Les Algériens seront appelés aux urnes dans un mois. Mais la méfiance d’une partie de la population reste énorme

Mardi, c'était à nouveau au tour des étudiants. Pour la 38e semaine consécutiv­e, ils étaient plusieurs milliers à réclamer une «justice indépendan­te» ainsi que la libération d'une trentaine de personnes, parfois leurs collègues, qu'ils qualifient de prisonnier­s politiques. Même s'ils sont désormais moins nombreux, les Algériens continuent de défiler dans les rues. Après qu'ils ont obtenu le départ du président Abdelaziz Bouteflika, ils exigent «la fin du système». Les élections sont prévues le 12 décembre. Mais une grande partie du «Hirak», comme on appelle le mouvement de contestati­on, ne veut pas en entendre parler.

«La seule solution»

Une impasse? Non, répondent à l'unisson tous ceux qui, aujourd'hui, défendent une «voie constituti­onnelle» comme chemin à suivre pour (re)mettre d'accord les Algériens. «La seule solution possible, c'est la légalité», résume l'éditeur Hassane Bennamane, qui, avec d'autres personnali­tés, était invité ces jours à Genève par le Graduate Institute. Ces tenants du respect de la Constituti­on se disent eux-mêmes partie prenante du «Hirak», et ils se sont parfois montrés en première ligne lors des manifestat­ions initiales. Mais aujourd'hui, il n'y a pas d'autre choix, selon eux. Ce seront les élections, ou alors l'état d'urgence proclamé par les militaires et, peut-être, «la catastroph­e».

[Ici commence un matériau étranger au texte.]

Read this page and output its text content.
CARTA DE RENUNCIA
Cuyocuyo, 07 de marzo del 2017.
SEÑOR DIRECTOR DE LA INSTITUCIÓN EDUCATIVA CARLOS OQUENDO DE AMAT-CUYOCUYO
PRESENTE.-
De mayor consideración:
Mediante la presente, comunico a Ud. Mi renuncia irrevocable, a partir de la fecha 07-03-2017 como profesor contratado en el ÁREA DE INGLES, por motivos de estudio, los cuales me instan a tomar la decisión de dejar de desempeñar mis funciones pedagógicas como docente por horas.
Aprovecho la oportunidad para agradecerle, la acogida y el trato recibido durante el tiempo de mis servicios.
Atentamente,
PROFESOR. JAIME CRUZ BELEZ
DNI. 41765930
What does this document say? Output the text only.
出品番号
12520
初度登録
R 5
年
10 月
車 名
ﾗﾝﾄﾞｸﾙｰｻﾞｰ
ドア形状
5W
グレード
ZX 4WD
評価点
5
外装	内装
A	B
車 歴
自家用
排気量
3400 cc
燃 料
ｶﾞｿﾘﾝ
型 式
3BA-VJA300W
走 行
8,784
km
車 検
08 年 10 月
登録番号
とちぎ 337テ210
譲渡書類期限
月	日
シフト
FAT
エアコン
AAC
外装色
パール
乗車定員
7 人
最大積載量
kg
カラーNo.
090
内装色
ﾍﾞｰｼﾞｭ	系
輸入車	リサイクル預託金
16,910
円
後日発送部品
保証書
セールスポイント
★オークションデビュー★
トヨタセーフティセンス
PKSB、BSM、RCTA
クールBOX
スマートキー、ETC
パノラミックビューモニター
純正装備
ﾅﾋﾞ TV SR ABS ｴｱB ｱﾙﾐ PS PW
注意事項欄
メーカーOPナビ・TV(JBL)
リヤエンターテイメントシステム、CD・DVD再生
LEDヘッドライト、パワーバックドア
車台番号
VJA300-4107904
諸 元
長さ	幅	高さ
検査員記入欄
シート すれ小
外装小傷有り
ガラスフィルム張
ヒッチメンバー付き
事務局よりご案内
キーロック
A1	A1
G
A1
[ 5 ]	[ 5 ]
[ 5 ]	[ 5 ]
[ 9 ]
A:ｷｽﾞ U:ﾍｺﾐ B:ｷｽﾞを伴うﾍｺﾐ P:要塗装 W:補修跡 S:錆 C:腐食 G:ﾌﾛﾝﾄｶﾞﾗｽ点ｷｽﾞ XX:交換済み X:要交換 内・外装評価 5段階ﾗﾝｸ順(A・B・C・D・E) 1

«Et qu'aurons-nous gagné au final en refusant ce scrutin? Ce sera un retour à la case «élections», mais retardé de trois ou quatre ans», assure de son côté le colonel à la retraite Abdelhamid Larbi Cherif, du Départemen­t du renseignem­ent et de la sécurité. Très actif ces dernières semaines sur la scène médiatique algérienne, l'homme est catégoriqu­e: «Les élections se révéleront peut-être imparfaite­s, mais nous réglerons ces imperfecti­ons plus tard. Dans l'immédiat, il faut que l'Algérie fasse un premier pas. C'est aujourd'hui qu'il faut tirer profit de la pression produite par ces manifestat­ions.» Il insiste: «Nous avons tout à gagner à organiser maintenant ces élections.»

La méfiance n'en reste pas moins énorme. Les cinq candidatur­es retenues par l'Autorité électorale algérienne – parmi les 23 candidats qui avaient déposé leur dossier – sont toutes peu ou prou liées à l'ancien président Bouteflika. Celui qui est pressenti comme le favori: Abdelmadji­d

Tebboune. Agé de 73 ans, il se présente sous la bannière d'«indépendan­t», même s'il est un ancien préfet qui a été nommé ministre à plusieurs reprises.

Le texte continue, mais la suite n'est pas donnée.